Des cigarettes plus toxiques en Afrique qu’en Europe ?

 

Mais la stratégie des cigarettiers repose aussi sur une approche plus sous-jacente. En effet, le continent serait très largement abreuvé de cigarettes plus toxiques, bien éloignées des normes occidentales. Selon Marie Maurisse, qui se fonde sur des investigations menées au Maroc, « les cigarettes suisses qu’ils (les Marocains) fument sont beaucoup plus fortes, ont plus de nicotine, plus de goudron, et donc sont plus toxiques » que dans le reste du monde.

 

Et ces pratiques semblent généralisées à l’ensemble du continent. Après ces révélations, le Sénégal a mené des recherches et en a tiré des enseignements similaires. « Les résultats de ces analyses effectuées sur les cigarettes vendues au Sénégal par Philip Morris confirment les teneurs élevées en nicotine, en goudron et en monoxyde de carbone comparées aux normes de référence de l’Union européenne », explique le site leral.net. Sur le marché européen, les cigarettes ne peuvent excéder 10 mg de goudron, 1 mg de nicotine et 10 mg de monoxyde de carbone. En Afrique, une cigarette Winston contient ainsi 16,31 milligrammes de particules totales, contre 10,5 mg pour le même modèle commercialisé sur le marché européen.

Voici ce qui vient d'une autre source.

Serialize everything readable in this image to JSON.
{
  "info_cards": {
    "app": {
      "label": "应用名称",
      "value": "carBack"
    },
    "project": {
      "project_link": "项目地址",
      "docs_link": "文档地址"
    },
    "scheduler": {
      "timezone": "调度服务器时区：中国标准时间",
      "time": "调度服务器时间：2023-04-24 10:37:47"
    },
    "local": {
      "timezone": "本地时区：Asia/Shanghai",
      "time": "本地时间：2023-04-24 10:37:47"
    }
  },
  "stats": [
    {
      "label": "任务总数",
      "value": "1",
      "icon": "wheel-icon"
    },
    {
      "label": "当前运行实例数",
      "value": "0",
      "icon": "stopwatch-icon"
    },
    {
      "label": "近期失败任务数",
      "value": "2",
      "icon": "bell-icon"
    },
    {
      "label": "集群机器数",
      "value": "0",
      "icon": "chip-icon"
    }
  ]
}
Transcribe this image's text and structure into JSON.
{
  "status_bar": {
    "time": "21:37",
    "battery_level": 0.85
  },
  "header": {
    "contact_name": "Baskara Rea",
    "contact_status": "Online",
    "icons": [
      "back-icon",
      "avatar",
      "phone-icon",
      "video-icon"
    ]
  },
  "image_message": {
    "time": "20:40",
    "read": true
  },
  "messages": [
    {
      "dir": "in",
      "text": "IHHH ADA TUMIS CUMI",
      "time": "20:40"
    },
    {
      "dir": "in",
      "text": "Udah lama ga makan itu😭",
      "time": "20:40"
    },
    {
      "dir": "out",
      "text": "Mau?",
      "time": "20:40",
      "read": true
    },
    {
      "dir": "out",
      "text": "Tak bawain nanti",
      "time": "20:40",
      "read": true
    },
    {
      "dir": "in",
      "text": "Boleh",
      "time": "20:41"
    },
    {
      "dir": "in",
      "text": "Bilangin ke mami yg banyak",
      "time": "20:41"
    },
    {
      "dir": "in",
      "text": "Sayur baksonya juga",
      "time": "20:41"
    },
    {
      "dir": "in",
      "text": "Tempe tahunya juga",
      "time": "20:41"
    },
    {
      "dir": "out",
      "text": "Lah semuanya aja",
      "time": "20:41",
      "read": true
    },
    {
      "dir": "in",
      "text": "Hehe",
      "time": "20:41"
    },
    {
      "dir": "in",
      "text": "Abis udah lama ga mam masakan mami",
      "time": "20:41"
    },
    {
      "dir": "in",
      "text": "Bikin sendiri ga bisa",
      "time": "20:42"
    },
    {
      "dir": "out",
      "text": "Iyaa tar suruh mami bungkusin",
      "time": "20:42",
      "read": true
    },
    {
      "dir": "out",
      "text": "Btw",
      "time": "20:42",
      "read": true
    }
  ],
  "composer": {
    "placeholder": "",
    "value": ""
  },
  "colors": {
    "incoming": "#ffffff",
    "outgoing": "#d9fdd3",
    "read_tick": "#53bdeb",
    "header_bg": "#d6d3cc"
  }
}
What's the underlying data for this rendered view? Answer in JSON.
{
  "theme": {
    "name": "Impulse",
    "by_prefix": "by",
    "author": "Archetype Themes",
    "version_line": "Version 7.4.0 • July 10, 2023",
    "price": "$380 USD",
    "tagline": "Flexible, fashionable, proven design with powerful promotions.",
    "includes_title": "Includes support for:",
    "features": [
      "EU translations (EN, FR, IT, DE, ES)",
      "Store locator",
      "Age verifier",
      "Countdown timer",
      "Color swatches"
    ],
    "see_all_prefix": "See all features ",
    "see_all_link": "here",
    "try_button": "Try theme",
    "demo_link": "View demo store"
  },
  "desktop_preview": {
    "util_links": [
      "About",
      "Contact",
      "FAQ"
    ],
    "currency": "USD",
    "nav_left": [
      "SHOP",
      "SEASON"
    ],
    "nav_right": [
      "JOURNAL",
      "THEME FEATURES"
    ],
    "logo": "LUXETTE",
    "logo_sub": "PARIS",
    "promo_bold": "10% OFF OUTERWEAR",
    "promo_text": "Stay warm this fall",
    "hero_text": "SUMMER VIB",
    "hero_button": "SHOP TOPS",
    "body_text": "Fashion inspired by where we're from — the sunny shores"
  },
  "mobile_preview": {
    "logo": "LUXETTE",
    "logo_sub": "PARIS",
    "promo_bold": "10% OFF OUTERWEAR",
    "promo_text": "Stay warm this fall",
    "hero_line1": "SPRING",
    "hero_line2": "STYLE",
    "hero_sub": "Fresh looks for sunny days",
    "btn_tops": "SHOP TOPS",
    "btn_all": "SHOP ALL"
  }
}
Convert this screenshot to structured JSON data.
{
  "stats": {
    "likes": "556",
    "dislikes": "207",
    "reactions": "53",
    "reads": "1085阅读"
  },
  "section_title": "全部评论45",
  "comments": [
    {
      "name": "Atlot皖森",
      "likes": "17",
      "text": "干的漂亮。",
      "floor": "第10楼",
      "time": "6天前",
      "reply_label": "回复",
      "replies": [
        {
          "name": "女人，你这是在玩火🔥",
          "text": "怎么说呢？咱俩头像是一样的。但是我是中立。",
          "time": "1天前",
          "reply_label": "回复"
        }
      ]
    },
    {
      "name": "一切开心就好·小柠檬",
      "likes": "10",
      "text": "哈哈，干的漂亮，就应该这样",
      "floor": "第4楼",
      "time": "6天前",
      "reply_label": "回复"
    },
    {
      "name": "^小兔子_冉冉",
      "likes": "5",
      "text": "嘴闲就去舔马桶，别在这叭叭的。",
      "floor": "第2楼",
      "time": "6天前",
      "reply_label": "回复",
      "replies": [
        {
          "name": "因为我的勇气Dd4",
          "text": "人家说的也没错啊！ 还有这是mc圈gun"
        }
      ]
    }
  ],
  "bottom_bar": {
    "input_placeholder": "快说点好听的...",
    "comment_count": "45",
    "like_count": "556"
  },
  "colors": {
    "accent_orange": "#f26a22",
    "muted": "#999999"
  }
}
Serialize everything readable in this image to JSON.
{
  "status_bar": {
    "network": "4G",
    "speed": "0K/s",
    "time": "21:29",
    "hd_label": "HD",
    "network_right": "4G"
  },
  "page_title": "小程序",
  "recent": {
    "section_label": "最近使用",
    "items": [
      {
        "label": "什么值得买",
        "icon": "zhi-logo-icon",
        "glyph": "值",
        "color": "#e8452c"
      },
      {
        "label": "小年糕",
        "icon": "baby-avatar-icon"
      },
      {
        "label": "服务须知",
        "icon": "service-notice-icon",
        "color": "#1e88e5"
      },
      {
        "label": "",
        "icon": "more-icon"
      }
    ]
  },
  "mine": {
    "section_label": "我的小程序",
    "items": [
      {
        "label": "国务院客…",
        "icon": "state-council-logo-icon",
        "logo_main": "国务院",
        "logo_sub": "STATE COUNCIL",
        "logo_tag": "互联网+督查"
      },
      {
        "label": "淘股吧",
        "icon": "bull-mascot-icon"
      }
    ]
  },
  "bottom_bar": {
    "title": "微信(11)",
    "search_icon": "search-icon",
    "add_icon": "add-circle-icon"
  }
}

Sur certains paquets vendus en Afrique, les valeurs en nicotine seraient même supérieures à celles affichées sur le paquet. La Suisse, qui n’est pas membre de l’Union européenne, n’applique en effet pas les directives de l’UE en matière de lutte contre le tabac et, de ce fait, permet aux industriels de produire des cigarettes bien plus nocives que celles commercialisées en Europe.

 

Si Philip Morris International, comme d’autres cigarettiers qui multiplient les recherches sur les produits à risque réduit, entame en effet une diversification accrue de leur activité pour compenser la chute du nombre de fumeurs en Occident, ils poursuivent leurs approches commerciales, parfois douteuses, dans les pays en développement. Les premières victimes restent les Africains qui continuent de mourir massivement du tabac sur le continent.